MUMBAI, INDIA, August 4, 2023 (Indian Express): Pepper, considered the King of Spices, has been traded around the world since antiquity, prized for its flavor, scarcity and supernatural origins. At one point, the spice became so coveted that it facilitated the Age of Discovery, as European colonial powers battled each other for dominance over the commodity. The history of the world is inextricably linked to the history of trade, in particular, the widespread trade of goods obtained on the back of atrocities and those capable of shaping our entire monetary system. In Tracking the Trade Winds, we look at the seismic importance of gold, sugar, silk, oil and more in connecting civilizations, enriching empires and facilitating the migration of people and resources. Spawning dynasties, triggering conquests and fueling discoveries, pepper has played an important role in shaping the world as we see it. Once accounting for over 80 per cent of the global spice trade volume, the king of spices was likely the primary reason behind the colonization of the East.

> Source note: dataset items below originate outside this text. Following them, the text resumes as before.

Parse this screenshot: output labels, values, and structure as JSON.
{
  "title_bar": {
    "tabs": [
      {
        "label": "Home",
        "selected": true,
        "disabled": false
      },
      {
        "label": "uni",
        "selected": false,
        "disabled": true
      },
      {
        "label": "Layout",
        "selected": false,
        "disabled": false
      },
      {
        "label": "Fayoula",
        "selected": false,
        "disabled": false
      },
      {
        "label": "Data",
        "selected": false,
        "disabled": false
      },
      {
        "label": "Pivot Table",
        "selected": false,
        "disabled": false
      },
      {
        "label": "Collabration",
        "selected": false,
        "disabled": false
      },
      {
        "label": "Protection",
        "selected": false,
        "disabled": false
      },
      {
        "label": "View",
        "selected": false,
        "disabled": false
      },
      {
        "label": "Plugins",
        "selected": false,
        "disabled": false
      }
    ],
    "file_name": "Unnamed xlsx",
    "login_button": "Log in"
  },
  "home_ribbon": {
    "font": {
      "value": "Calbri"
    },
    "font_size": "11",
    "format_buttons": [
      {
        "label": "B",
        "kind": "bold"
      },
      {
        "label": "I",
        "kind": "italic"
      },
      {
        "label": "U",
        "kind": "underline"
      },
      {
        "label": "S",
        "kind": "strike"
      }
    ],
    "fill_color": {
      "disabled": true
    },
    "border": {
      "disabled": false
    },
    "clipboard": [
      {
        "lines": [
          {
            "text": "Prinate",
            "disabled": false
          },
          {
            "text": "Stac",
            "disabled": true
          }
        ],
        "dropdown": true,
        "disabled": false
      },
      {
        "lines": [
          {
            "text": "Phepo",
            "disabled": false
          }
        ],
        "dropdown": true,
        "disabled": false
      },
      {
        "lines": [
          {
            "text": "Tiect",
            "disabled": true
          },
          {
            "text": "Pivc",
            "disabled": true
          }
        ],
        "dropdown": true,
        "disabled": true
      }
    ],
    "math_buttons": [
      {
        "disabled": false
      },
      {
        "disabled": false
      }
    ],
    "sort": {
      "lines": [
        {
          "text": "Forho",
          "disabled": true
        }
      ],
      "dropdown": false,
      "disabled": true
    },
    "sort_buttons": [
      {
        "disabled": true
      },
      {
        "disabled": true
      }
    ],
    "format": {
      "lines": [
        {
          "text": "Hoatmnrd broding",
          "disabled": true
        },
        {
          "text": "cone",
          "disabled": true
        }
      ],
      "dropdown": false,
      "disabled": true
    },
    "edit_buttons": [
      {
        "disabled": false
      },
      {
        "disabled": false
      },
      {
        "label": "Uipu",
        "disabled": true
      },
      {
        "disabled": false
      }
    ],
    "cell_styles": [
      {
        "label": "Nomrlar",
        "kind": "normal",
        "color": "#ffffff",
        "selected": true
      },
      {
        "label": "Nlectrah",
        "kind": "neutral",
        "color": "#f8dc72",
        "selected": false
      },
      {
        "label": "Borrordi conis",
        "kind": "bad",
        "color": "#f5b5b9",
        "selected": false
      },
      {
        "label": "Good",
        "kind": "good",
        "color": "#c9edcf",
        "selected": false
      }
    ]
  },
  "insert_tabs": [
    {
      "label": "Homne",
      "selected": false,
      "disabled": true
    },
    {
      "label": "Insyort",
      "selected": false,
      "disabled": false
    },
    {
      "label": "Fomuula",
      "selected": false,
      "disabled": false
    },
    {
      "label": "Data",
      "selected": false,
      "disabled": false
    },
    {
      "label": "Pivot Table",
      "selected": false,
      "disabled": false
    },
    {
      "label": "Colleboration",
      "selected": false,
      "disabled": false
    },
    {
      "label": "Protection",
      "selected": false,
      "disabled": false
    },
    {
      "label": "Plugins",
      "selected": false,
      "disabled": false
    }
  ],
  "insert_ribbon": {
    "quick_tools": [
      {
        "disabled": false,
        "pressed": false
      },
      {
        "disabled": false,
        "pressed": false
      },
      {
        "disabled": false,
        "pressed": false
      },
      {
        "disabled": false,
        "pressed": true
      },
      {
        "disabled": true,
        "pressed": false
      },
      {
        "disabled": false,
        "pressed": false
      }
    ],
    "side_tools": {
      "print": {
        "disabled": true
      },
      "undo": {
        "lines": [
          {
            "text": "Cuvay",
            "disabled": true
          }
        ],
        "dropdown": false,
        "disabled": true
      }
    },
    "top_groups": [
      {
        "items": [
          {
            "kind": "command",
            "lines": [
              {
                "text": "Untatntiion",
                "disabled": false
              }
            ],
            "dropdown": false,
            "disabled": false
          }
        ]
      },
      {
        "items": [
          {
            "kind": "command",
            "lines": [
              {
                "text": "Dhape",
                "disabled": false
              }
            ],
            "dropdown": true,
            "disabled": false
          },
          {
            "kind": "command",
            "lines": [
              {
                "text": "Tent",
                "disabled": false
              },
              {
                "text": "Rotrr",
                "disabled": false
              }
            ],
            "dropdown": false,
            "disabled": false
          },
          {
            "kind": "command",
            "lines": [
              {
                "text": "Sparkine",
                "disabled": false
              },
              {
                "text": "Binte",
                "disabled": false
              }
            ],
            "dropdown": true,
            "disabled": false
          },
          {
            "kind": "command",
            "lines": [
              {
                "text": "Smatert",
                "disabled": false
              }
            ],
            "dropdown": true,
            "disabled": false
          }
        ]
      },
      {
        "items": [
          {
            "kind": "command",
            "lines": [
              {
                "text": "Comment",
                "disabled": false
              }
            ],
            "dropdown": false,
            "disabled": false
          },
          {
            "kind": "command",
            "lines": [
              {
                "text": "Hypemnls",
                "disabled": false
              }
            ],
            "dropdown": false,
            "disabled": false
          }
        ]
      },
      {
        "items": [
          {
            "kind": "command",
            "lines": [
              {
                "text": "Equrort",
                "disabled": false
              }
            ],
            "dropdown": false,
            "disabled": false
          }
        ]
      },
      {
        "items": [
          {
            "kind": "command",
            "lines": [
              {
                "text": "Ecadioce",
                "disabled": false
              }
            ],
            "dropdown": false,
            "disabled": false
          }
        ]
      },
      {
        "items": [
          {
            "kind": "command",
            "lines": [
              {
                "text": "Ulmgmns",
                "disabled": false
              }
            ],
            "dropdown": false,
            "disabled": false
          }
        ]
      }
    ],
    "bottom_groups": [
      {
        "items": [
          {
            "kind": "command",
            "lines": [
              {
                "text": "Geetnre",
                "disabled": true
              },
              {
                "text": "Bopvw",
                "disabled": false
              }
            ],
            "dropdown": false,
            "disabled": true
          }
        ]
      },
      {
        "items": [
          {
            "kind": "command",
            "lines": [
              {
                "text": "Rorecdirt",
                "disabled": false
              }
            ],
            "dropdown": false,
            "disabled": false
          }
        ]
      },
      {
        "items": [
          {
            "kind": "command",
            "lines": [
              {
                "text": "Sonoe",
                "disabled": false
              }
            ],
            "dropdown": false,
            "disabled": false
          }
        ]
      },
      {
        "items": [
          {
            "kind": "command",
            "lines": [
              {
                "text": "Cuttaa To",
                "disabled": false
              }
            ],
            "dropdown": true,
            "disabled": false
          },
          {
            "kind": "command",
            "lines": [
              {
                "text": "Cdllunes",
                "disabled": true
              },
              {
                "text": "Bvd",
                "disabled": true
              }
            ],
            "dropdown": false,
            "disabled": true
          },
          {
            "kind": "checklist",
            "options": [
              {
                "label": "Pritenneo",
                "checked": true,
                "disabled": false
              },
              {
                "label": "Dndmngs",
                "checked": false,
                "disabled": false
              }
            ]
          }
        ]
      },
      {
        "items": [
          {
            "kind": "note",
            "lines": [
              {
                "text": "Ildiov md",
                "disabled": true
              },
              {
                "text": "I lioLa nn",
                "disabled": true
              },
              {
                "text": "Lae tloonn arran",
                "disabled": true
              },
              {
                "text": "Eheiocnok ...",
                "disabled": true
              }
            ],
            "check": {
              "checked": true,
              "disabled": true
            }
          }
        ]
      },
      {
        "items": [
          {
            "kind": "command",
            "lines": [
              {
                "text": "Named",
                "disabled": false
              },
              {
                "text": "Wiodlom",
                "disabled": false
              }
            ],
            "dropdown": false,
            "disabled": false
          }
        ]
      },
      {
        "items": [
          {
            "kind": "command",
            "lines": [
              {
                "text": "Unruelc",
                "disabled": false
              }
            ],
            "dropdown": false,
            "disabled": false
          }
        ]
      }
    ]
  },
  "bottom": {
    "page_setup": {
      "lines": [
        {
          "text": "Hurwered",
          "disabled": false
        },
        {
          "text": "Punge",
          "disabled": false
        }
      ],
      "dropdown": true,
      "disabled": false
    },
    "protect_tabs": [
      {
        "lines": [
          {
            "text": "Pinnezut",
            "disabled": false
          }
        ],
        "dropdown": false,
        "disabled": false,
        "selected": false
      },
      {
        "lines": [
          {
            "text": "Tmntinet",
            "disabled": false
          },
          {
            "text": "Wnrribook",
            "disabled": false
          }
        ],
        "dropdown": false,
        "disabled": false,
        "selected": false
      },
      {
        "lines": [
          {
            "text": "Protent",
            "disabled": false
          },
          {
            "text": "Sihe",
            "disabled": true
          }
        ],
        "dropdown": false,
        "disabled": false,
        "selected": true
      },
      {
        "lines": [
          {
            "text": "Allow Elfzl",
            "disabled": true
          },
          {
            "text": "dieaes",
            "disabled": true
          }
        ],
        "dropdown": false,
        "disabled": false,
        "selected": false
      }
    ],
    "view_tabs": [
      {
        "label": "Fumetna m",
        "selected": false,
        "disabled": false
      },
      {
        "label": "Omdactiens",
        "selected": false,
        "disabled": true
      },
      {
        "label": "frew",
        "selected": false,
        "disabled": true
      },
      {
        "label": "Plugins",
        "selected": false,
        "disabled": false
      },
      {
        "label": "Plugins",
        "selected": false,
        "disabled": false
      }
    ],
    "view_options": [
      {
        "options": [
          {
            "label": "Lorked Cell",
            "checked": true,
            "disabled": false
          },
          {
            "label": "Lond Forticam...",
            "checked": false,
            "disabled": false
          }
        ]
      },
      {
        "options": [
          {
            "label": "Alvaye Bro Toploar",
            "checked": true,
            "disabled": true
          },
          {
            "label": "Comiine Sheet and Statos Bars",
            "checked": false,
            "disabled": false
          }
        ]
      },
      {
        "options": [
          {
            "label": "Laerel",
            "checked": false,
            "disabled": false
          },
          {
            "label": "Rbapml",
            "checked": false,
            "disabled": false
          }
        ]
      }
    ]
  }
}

Although pepper has been widely consumed for most of recorded history, it was seen as a luxury good. Produced almost exclusively along the Malabar Coast in the southwest of India, the spice was shrouded in secrecy and legend till recent times. According to the historian Paul Friedman, European Christians believed that pepper came from the land of Prester John, a mythical monarch whose subjects existed in an earthly paradise surrounded by forests of pepper. Arabs, who dominated the trade of pepper for several centuries, believed it grew behind waterfalls guarded by fire-breathing dragons. Some Islamic scholars even wrote that the spice was formed by the tears of Adam when he discovered that he had been banished to Earth. There is archaeological evidence to show people were using pepper as early as 2000 BCE in ancient India. The spice is believed to have been exported to other parts of Asia and North Africa. The earliest evidence of pepper being consumed outside of the Indian subcontinent comes from Egypt — the mummified remains of Ramesses the Great from 1213 BCE had peppercorns in the nostrils.